Setiap orang tua pasti berharap dianugerahi keturunan. Karena bagaimanapun, terciptanya anak-anak merupakan salah satu tujuan perkawinan. Kalau saja setelah sekian tahun perkawinan dan belum berputra seringkali para orang tua dihinggapi perasaan was-was dan berusaha sekuat tenaga –bahkan segala cara yang dianggap baik tentu- untuk bisa berketurunan. Maka sungguh aneh jika ada pasangan orang tua yang justru menunda kelahiran anaknya sedangkan pada kondisi yang lain, banyak sekali orang tua yang telah menikah lebih dari tiga bahkan lima tahun yang belum diberi keturunan. Semoga Allah menguatkan kesabaran dan memberikan keturunan seperti yang mereka harapkan. Amin.

Menjadi seorang ayah buat saya merupakan sebuah kejadian yang beraneka rasa dalam hati. Ada rasa syukur akan diberi amanah baru, sedikit panik atau mungkin sedikit ketakutan kalau terjadi hal-hal yang tidak diinginkan, ketidak tenangan karena proses menunggu, keharuan yang mendalam bahkan sampai memunculkan tangis, kesedihan melihat penderitaan istri dan selalu berharap kalau saja bisa sedikit dibagi penderitaan itu kepada kita para suami, kebanggaan karena akan menjadi ayah (lagi) dan mungkin segala rasa lain yang sulit terungkap lewat tulisan ini. Saya tahu, kunci melewati semua ini tentu saja dibutuhkan keikhlasan dan ketawakalan yang penuh kepada Allah, namun sebagai manusia biasa tentu munculnya hal-hal tersebut adalah sebuah kewajaran.

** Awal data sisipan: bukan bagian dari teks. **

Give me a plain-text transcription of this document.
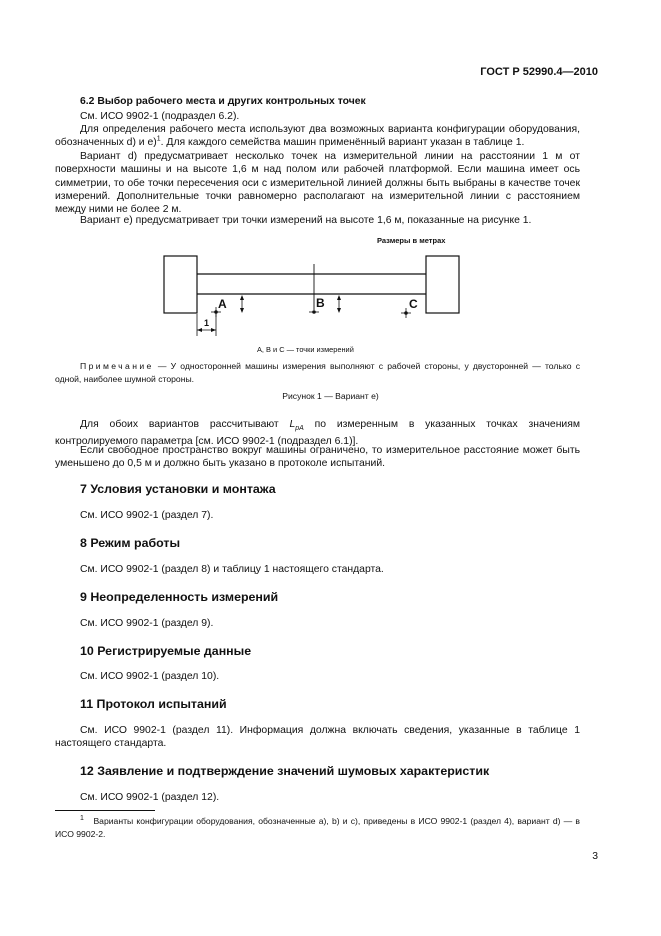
ГОСТ Р 52990.4—2010
6.2 Выбор рабочего места и других контрольных точек
См. ИСО 9902-1 (подраздел 6.2).
Для определения рабочего места используют два возможных варианта конфигурации оборудования, обозначенных d) и e)$^1$. Для каждого семейства машин применённый вариант указан в таблице 1.
Вариант d) предусматривает несколько точек на измерительной линии на расстоянии 1 м от поверхности машины и на высоте 1,6 м над полом или рабочей платформой. Если машина имеет ось симметрии, то обе точки пересечения оси с измерительной линией должны быть выбраны в качестве точек измерений. Дополнительные точки равномерно располагают на измерительной линии с расстоянием между ними не более 2 м.
Вариант e) предусматривает три точки измерений на высоте 1,6 м, показанные на рисунке 1.
Размеры в метрах
A	B	C
1
A, B и C — точки измерений
Примечание — У односторонней машины измерения выполняют с рабочей стороны, у двусторонней — только с одной, наиболее шумной стороны.
Рисунок 1 — Вариант e)
Для обоих вариантов рассчитывают $L_{pA}$ по измеренным в указанных точках значениям контролируемого параметра [см. ИСО 9902-1 (подраздел 6.1)].
Если свободное пространство вокруг машины ограничено, то измерительное расстояние может быть уменьшено до 0,5 м и должно быть указано в протоколе испытаний.
7 Условия установки и монтажа
См. ИСО 9902-1 (раздел 7).
8 Режим работы
См. ИСО 9902-1 (раздел 8) и таблицу 1 настоящего стандарта.
9 Неопределенность измерений
См. ИСО 9902-1 (раздел 9).
10 Регистрируемые данные
См. ИСО 9902-1 (раздел 10).
11 Протокол испытаний
См. ИСО 9902-1 (раздел 11). Информация должна включать сведения, указанные в таблице 1 настоящего стандарта.
12 Заявление и подтверждение значений шумовых характеристик
См. ИСО 9902-1 (раздел 12).
$^1$ Варианты конфигурации оборудования, обозначенные a), b) и c), приведены в ИСО 9902-1 (раздел 4), вариант d) — в ИСО 9902-2.
3
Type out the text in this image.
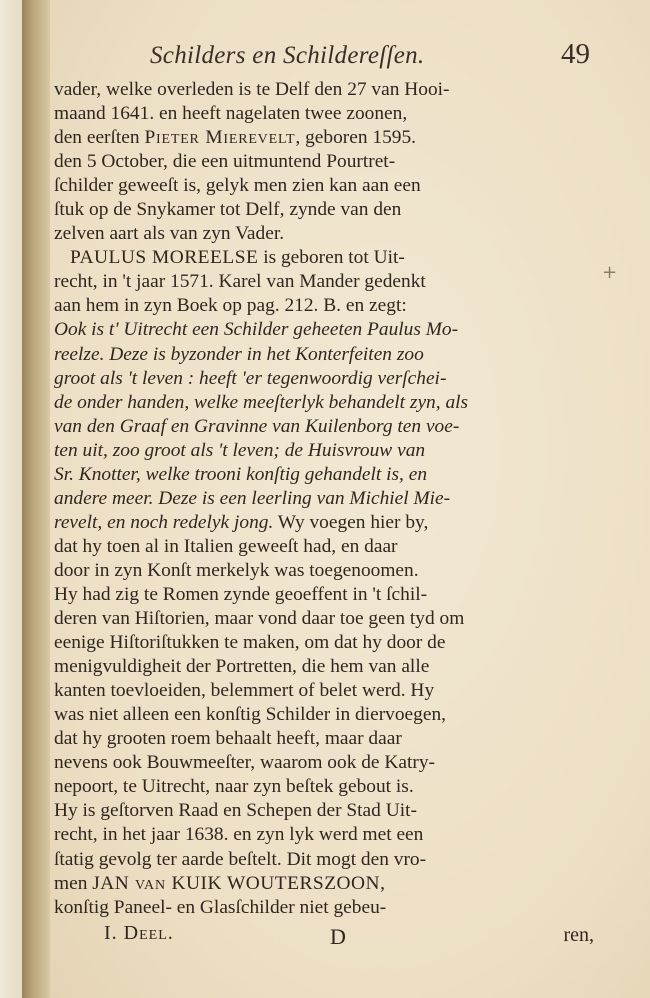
Schilders en Schildereſſen.	49
vader, welke overleden is te Delf den 27 van Hooi-
maand 1641. en heeft nagelaten twee zoonen,
den eerſten Pieter Mierevelt, geboren 1595.
den 5 October, die een uitmuntend Pourtret-
ſchilder geweeſt is, gelyk men zien kan aan een
ſtuk op de Snykamer tot Delf, zynde van den
zelven aart als van zyn Vader.
PAULUS MOREELSE is geboren tot Uit-
recht, in 't jaar 1571. Karel van Mander gedenkt
aan hem in zyn Boek op pag. 212. B. en zegt:
Ook is t' Uitrecht een Schilder geheeten Paulus Mo-
reelze. Deze is byzonder in het Konterfeiten zoo
groot als 't leven : heeft 'er tegenwoordig verſchei-
de onder handen, welke meeſterlyk behandelt zyn, als
van den Graaf en Gravinne van Kuilenborg ten voe-
ten uit, zoo groot als 't leven; de Huisvrouw van
Sr. Knotter, welke trooni konſtig gehandelt is, en
andere meer. Deze is een leerling van Michiel Mie-
revelt, en noch redelyk jong. Wy voegen hier by,
dat hy toen al in Italien geweeſt had, en daar
door in zyn Konſt merkelyk was toegenoomen.
Hy had zig te Romen zynde geoeffent in 't ſchil-
deren van Hiſtorien, maar vond daar toe geen tyd om
eenige Hiſtoriſtukken te maken, om dat hy door de
menigvuldigheit der Portretten, die hem van alle
kanten toevloeiden, belemmert of belet werd. Hy
was niet alleen een konſtig Schilder in diervoegen,
dat hy grooten roem behaalt heeft, maar daar
nevens ook Bouwmeeſter, waarom ook de Katry-
nepoort, te Uitrecht, naar zyn beſtek gebout is.
Hy is geſtorven Raad en Schepen der Stad Uit-
recht, in het jaar 1638. en zyn lyk werd met een
ſtatig gevolg ter aarde beſtelt. Dit mogt den vro-
men JAN van KUIK WOUTERSZOON,
konſtig Paneel- en Glasſchilder niet gebeu-
+
I. Deel.	D	ren,
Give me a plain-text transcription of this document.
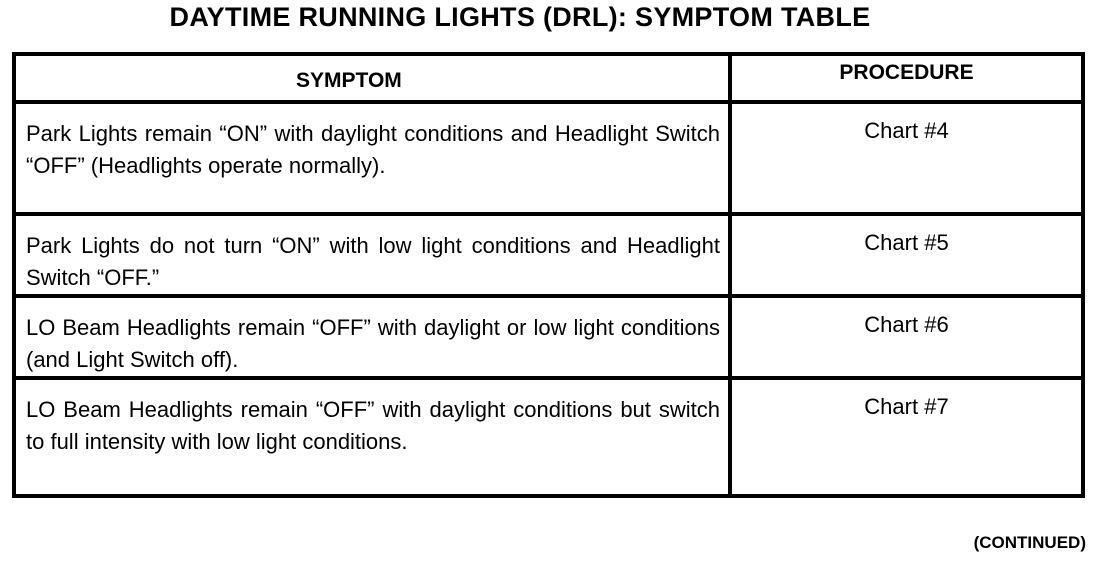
DAYTIME RUNNING LIGHTS (DRL): SYMPTOM TABLE
SYMPTOM	PROCEDURE
Park Lights remain “ON” with daylight conditions and Headlight Switch “OFF” (Headlights operate normally).
Chart #4
Park Lights do not turn “ON” with low light conditions and Headlight Switch “OFF.”
Chart #5
LO Beam Headlights remain “OFF” with daylight or low light conditions (and Light Switch off).
Chart #6
LO Beam Headlights remain “OFF” with daylight conditions but switch to full intensity with low light conditions.
Chart #7
(CONTINUED)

Setiap lahirnya anak saya, terasa sekali perbedaan kenangan dan kesan yang muncul. Masing-masing membawa ‘cerita’ yang mampu mengembalikan betapa kekuasaan Allah sangatlah besar dari tiap kejadian sebuah proses kelahiran anak saya. Kelahiran pertama diwarnai dengan banyak pembelajaran dan pencerahan buat saya dan istri. Dengan kondisi kami berdua yang seadanya, istri masih kuliah dan masih sedikitnya ma’isyah yang kami dapatkan, ternyata kami mendapat banyak rejeki lain dari Allah. .Alhamdulillah, sebelum kelahiran kami termasuk yang mendapat hadiah periksa dokter kandungan dan USG gratis waktu itu, karena kehamilan anak pertama di rumah sakit Hasan Sadikin Bandung. Hamilnya istri juga disambut dengan luapan tangis kebahagiaan masing-masing dua orang tua kami karena kebetulan hamilnya istri tersebut merupakan calon cucu pertama keluarga besar kami. Bahkan, orang tua istri sampai empat bulan kehamilan istri saya mengkhususkan berdoa semoga diberi keturunan perempuan sebagai anak pertama kami dan sekaligus cucu pertama mereka.

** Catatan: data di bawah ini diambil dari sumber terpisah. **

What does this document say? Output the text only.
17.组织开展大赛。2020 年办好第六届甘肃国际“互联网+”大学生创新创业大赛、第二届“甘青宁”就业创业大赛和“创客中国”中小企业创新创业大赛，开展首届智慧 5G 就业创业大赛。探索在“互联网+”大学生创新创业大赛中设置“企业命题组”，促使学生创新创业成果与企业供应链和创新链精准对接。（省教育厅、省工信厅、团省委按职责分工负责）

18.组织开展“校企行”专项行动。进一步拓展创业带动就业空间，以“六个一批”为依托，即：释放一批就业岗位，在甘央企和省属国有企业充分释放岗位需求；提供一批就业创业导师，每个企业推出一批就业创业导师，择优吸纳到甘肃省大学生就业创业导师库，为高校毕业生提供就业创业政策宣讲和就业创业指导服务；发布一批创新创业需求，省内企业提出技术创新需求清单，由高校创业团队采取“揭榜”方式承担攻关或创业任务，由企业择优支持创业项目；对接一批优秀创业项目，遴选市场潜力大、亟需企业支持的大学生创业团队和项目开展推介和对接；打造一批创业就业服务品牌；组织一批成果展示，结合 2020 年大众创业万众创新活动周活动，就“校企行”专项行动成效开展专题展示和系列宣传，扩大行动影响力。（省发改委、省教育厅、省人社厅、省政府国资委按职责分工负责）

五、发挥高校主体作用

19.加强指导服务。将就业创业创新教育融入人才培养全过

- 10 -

Ujian itu muncul ketika hitungan dokter dan bidan tentang waktu lahir ternyata lebih dari perkiraan normal 9 bulan 10 hari sejak haid terakhir istri saya. Bahkan kami sempat menghitung waktu hamil tersebut sampai lebih dari 10 bulan. Terakhir kami periksa ke dokter kandungan dan disarankan untuk segera dilahirkan karena kalau terlalu lama akan menimbulkan kesulitan dan masalah baru, apalagi berat badan istri naik sampai 20 kg. Atas saran itu, kami akhirnya memilih melahirkan di bidan terdekat saja. Disinilah ujian itu terasa, proses melahirkan diwarnai mulas yang amat sangat diringi muntah dan tidak mau makannya istri saya. Di kamar bersalin sendiri, dari masuk jam 17.30-23.00 WIB diakhiri dengan tidak kuatnya istri saya karena kehabisan tenaga. Melihat itu, saya justru diminta tidak berada di dalam ruang itu oleh mertua dan disuruh agar memperbanyak doa dan tilawah Qur’an saja tanpa harus menunggui secara langsung. Padahal menunggui kelahiran ini telah saya nantikan sejak mendapat kabar hamilnya istri saya. Saya selalu membayangkan berada di samping istri dan menyaksikan langsung lahirnya buah hati kami dalam proses menjadi seorang ayah yang pertama kali. Puncaknya ketika bidan menyerah karena air ketuban sudah lama pecah tapi belum juga keluar bayi kami. Akhirnya, diputuskan untuk dibawa ke rumah sakit dan segera diambil tindakan secepatnya. Malam itu diringi gerimis akhir bulan Desember 1997, di kota sekecil Sumedang jelas membutuhkan waktu yang tidak sebentar untuk mendapatkan mobil pinjaman, tapi sekali lagi Allah adalah Maha Memudahkan segala urusan. Begitu urusan mobil diselesaikan dan sambil menunggu sebuah operasi caesar seorang ibu yang mendahului kami masuk rumah sakit, lahirlah bayi putri calon jundiyah pertama kami sebesar 3,7 kg yang kami beri nama Rumaisha Hanifah Mubarakah. Mengambil ibrah sahabiyah Ummu Sulaim yang lurus memegang aqidah bahkan menjadikan dasar keIslaman sebagai mahar pernikahannya. Rejeki lain yang diberikan Allah secara langsung adalah diterimanya saya sebagai dosen di Universitas Jenderal Soedirman Purwokerto. Sehingga orang tua saya sering menyebut sebagai rejeki anak, maka tidak boleh nantinya saya mengabaikan Hani –begitu biasa dipanggil- anak kami yang pertama. Naudzubillah.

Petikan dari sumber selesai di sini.